La senatrice Biancofiore, dal canto suo, respinge le accuse e difende il proprio testo. “L’emendamento è di buon senso e non è contro i medici, professionisti che stimo profondamente”, afferma. “Riguarda la sola responsabilità per colpa grave accertata e tutela non solo i cittadini ma anche le strutture, spesso ingiustamente prese d’assalto. Cosa rispondiamo a chi è vittima di errori clamorosi? Non è giusto che le colpe ricadano esclusivamente sugli ospedali già in difficoltà. Sono disponibile a un confronto: deciderà il Parlamento”.

“In ogni settore – continua Biancofiore – accanto a professionalità impeccabili (la maggioranza) vi possono essere pecore nere. Il mio emendamento, sottolineo, fa riferimento alla sola responsabilità per colpa grave e accertata e in casi limite e in condivisione con le strutture. In queste circostanze non è corretto far ricadere la responsabilità solo ed esclusivamente sugli ospedali o cliniche che già hanno problemi di bilancio che gravano sulle tasche dei cittadini e che subiscono così penalizzazioni e a volte pesanti danni reputazionali irrecuperabili. Non credo che questo sia un pensiero sbagliato, ma che tuteli i cittadini in senso lato, e non è frutto della mia invenzione, ma evidentemente di un confronto con dirigenti sanitari, medici che già in maggioranza hanno provveduto ad assicurarsi, pazienti e personale sanitario appunto. Ovviamente, se si passa dallo sterile attacco al confronto – conclude la senatrice – sono disponibile ad ogni dialogo con i sindacati e in ogni modo sarà il Parlamento, che rappresenta appunto il mandato dei cittadini, a decidere sulla mia proposta che ribadisco essere in favore dei medici e dei cittadini alla pari”.

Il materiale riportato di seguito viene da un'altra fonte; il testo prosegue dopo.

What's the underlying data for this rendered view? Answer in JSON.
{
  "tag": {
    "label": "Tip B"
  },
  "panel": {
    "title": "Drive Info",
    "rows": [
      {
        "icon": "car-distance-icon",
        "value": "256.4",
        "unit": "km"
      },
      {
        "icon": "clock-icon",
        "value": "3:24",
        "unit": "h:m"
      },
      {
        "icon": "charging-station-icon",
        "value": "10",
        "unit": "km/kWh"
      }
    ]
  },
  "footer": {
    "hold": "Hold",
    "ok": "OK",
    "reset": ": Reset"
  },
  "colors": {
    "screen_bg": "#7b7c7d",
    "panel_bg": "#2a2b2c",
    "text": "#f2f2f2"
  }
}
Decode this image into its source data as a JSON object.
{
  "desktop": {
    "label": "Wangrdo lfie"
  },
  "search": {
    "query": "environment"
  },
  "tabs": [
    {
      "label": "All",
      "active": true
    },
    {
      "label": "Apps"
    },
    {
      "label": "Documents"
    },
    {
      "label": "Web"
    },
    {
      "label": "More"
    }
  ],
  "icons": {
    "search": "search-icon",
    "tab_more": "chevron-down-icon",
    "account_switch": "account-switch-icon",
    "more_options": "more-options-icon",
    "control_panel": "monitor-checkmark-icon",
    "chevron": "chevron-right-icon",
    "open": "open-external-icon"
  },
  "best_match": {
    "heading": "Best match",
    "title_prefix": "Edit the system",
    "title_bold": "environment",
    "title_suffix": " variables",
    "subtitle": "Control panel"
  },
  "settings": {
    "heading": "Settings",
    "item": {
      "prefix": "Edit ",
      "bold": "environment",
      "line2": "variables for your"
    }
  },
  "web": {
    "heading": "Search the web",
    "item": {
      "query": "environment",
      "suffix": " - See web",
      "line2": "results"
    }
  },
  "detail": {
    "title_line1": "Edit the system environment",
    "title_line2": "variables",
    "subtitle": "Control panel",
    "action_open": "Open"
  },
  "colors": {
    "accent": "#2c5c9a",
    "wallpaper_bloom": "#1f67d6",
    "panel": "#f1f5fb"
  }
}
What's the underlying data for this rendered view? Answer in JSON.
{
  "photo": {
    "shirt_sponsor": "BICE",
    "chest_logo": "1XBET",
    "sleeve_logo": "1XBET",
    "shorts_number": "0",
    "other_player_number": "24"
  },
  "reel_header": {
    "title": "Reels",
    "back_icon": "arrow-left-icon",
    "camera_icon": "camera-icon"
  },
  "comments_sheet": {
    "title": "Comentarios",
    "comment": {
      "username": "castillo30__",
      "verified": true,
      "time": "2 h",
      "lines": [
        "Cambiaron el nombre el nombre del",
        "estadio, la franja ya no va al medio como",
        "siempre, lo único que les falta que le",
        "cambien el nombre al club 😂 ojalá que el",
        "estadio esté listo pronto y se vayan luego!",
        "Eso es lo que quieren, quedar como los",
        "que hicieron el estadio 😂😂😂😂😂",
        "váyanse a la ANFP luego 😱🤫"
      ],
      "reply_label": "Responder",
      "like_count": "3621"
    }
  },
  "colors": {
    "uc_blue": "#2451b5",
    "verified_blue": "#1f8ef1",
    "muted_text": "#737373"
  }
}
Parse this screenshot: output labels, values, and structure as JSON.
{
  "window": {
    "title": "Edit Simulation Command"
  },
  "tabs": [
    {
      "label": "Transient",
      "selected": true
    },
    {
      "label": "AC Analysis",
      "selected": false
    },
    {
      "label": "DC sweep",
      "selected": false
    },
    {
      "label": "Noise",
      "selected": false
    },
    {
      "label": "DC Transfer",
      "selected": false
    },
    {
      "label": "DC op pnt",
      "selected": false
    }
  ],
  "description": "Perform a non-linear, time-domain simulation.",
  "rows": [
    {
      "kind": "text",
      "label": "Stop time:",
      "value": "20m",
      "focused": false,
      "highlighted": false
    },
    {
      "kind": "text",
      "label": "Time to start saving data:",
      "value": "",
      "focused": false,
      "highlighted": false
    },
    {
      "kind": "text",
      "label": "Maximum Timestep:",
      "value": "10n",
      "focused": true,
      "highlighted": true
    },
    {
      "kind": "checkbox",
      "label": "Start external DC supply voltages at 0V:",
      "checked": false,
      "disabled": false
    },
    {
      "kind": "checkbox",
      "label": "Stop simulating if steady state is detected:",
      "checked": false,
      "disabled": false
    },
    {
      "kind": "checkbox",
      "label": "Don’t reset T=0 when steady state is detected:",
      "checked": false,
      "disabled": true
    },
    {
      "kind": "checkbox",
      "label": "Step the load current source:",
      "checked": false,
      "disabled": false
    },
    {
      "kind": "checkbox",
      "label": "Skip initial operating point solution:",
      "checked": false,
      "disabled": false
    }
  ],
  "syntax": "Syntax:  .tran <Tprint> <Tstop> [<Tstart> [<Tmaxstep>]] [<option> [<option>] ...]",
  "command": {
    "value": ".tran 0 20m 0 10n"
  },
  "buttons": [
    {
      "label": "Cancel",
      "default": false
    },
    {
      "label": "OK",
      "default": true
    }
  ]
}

Una posizione che però non trova sponde nemmeno nel principale partito del Gruppo parlamentare in Senato cui appartiene la senatrice: “Noi Moderati” prende ufficialmente le distanze. “Siamo assolutamente contrari all’emendamento sulla responsabilità diretta dei medici”, dichiara il responsabile Sanità di Noi Moderati Andrea Costa.

La controreplica dei sindacati non tarda. “La senatrice Biancofiore sostiene che esempi come l’asportazione del rene sano o l’intervento sulla gamba sbagliata non sarebbero adeguatamente coperti dall’attuale normativa. È falso: oggi il medico risponde già sia penalmente che civilmente», ribadiscono Di Silverio e Quici. «I cittadini sono tutelati. È inaccettabile far credere il contrario mentre i professionisti sono sottoposti a cinque tribunali paralleli e a una gogna mediatica costante. La sua proposta non tutela né medici né cittadini: produrrebbe solo un’ulteriore fuga dal SSN”.

Il fronte medico resta tuttavia aperto al dialogo, ma chiede una chiara presa di posizione politica. “Siamo convinti – concludono – che maggioranza e Parlamento sapranno giudicare l’emendamento. Noi restiamo disponibili a un confronto serio, ma questo testo va ritirato subito”. E infatti a quanto pare anche dal Ministero della Salute è probabile arrivi una bocciatura.